Frauenmedizin

Frühzeitige Menopause: Das bedeutet sie für Frauen

Von einer vorzeitigen Menopause spricht man bei Frauen, die vor ihrem 40. Lebensjahr in die Wechseljahre kommen/ Bild: Fotolia
Frühzeitige Menopause: Das bedeutet sie für Frauen
Melanie Payerl

Mit der Menopause wird jene Zeit bezeichnet, wo die Monatsblutungen der Frau durch hormonelle Umstellungen ausbleiben. Meist geschieht das bei Frauen rund um das 50. Lebensjahr. Doch aus verschiedenen Gründen können Frauen auch schon frühzeitig in die Wechseljahre kommen. Begleitet wird die Menopause häufig von diversen Beschwerden wie Wassereinlagerungen, Hitzewallungen und einer erhöhten Reizbarkeit. Von einer vorzeitigen Menopause spricht man bei Frauen, die vor ihrem 40. Lebensjahr in die Wechseljahre kommen. Bei etwa 3 bis 5 Prozent der Frauen in Deutschland treten die Wechseljahre rund zehn bis fünfzehn Jahre zu früh ein. Die Diagnose kann Frauen aus der Bahn werfen und psychische Probleme verursachen. Eine ärztliche sowie therapeutische Behandlung sind in jedem Fall sinnvoll. Da die Symptome nicht besonders eindeutig sind, werden diese oft falsch wahrgenommen und häufig auch falsch diagnostiziert. Vor allem Frauen, die einen aktiven Kinderwunsch hegen, haben oft schwer mit der Diagnose zu kämpfen.

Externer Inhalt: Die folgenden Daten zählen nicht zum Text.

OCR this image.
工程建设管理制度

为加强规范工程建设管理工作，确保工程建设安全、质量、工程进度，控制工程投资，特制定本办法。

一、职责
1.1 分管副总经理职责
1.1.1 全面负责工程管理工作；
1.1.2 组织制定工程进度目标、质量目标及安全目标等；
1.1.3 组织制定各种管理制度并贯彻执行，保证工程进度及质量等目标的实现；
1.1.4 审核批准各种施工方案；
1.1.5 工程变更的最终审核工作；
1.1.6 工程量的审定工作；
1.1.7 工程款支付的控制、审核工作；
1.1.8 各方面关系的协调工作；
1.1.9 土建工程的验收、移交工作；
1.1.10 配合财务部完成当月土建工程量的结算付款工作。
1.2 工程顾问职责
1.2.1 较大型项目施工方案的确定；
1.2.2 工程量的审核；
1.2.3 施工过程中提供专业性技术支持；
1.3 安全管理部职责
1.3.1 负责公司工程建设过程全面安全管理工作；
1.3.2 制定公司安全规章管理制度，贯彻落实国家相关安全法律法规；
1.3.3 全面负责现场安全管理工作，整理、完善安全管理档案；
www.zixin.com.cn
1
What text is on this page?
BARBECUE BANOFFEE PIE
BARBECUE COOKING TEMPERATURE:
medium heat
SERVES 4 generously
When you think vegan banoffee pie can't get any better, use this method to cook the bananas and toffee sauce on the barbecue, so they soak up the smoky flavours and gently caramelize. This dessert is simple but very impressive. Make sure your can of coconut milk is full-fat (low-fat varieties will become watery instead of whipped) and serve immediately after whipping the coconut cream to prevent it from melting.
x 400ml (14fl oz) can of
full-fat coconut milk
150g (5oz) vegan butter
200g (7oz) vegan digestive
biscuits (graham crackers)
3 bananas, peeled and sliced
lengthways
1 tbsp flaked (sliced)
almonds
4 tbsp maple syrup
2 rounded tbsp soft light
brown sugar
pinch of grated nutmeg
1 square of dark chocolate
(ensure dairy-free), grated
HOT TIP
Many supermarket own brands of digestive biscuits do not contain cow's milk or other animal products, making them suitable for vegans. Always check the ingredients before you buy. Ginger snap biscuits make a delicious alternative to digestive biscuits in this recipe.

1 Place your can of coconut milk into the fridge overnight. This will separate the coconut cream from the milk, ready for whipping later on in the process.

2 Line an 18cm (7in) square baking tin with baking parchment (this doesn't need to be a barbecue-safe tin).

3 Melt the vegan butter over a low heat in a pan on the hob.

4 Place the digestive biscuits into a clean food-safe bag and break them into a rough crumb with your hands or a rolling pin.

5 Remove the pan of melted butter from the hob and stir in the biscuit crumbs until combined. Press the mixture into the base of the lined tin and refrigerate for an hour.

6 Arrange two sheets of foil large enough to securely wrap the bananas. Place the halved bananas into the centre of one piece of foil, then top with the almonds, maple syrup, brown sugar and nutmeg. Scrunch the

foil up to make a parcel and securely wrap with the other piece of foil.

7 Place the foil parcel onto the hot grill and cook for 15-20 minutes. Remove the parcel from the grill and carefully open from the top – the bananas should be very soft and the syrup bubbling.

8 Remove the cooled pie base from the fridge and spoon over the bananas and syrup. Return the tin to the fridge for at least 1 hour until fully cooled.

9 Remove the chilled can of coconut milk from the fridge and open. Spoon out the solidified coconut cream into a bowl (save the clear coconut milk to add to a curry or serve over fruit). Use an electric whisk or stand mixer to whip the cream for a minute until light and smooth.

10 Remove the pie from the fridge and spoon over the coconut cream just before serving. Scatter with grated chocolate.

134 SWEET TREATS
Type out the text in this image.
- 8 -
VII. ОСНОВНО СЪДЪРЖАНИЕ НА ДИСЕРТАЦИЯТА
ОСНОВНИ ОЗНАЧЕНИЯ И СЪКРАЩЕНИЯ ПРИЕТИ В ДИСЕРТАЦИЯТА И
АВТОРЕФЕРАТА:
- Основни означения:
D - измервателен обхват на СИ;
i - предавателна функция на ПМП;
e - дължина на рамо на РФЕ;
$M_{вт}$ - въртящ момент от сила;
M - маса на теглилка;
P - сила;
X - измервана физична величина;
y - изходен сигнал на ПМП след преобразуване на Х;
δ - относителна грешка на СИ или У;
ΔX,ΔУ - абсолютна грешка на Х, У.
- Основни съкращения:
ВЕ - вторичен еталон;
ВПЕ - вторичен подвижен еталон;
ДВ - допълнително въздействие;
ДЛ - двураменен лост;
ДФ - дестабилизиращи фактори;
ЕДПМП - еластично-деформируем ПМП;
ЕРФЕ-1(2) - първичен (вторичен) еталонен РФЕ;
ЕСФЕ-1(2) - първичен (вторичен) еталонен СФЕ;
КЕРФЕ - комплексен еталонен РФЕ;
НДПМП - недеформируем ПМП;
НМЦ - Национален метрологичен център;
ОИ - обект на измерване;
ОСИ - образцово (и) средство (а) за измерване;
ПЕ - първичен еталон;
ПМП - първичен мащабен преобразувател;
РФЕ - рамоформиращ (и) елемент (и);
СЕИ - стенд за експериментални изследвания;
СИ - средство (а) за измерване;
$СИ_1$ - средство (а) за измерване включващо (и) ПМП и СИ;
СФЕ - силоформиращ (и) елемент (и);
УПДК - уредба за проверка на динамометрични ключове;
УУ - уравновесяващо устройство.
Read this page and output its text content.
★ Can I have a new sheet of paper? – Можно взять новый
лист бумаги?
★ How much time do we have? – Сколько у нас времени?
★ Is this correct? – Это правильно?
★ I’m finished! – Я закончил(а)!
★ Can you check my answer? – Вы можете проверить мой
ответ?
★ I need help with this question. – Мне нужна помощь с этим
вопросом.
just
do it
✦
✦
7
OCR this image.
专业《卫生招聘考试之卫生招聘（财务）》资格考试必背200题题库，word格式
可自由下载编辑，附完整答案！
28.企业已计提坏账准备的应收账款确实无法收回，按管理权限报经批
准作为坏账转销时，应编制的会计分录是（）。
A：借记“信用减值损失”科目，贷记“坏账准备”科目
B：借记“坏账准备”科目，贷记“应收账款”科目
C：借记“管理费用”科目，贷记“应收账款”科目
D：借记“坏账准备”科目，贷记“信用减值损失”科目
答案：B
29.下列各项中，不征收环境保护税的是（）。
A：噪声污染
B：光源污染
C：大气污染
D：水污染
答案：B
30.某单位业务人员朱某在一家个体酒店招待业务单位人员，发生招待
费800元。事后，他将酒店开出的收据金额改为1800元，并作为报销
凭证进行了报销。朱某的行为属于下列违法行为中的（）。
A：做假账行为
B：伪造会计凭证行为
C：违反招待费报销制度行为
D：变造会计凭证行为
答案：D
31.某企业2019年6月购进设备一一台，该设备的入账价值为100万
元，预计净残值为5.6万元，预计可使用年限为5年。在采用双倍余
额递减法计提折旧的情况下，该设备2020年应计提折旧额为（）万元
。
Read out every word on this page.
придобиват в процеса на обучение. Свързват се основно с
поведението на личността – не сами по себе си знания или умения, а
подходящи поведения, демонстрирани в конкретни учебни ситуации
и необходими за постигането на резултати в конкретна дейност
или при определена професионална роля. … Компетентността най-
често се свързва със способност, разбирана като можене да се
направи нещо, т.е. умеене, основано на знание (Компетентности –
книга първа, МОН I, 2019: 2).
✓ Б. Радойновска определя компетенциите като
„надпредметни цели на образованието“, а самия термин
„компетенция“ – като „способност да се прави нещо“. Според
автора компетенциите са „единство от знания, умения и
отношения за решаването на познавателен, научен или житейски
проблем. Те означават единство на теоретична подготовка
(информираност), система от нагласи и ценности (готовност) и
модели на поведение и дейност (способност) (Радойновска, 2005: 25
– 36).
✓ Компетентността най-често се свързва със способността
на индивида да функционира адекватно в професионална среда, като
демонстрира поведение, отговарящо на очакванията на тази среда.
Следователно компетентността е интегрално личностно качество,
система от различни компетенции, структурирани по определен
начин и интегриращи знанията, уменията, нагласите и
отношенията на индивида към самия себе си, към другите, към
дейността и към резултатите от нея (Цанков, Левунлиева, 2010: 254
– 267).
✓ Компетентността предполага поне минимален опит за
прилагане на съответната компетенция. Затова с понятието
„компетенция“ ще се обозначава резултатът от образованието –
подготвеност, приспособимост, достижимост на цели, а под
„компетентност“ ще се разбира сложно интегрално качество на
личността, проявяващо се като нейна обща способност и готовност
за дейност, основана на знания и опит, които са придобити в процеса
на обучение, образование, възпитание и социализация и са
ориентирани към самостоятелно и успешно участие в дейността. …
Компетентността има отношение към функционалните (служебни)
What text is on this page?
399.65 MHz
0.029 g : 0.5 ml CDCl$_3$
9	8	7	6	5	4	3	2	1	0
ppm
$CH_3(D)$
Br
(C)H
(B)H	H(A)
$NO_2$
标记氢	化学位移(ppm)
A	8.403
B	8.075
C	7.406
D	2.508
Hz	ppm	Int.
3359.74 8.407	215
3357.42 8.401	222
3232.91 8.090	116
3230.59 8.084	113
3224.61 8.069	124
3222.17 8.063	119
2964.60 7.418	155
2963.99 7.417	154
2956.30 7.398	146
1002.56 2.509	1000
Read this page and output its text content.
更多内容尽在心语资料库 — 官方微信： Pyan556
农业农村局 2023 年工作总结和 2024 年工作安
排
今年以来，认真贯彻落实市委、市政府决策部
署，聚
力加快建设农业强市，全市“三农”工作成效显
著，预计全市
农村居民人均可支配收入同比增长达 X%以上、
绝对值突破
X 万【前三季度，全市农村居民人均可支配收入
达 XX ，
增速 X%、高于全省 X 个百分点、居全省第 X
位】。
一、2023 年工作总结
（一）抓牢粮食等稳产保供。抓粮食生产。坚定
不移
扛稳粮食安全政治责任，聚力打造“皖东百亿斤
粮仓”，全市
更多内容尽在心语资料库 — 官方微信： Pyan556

Wie macht sich eine vorzeitige Menopause bemerkbar?

Viele Frauen haben keine Symptome, bis auf die Tatsache, dass sie nicht schwanger werden können. Andere Frauen klagen über Trockenheit der Scheide. Häufig haben Frauen aber auch dieselben Symptome, die auch Frauen in ihren Wechseljahren haben, dazu zählen Hitzewallungen, Stimmungsschwankungen sowie verstärktes Schwitzen in der Nacht. Leichtere Menstruationsperioden sowie das Ausbleiben der Menstruationsblutung zählen ebenfalls zu den Symptomen einer vorzeitigen Menopause. Durch den Mangel an Östrogen kann es zu diversen Erkrankungen kommen wie etwa Osteoporose oder Parkinson. Weitere Anzeichen können Lustlosigkeit, Antriebslosigkeit sowie fehlende Energie sein.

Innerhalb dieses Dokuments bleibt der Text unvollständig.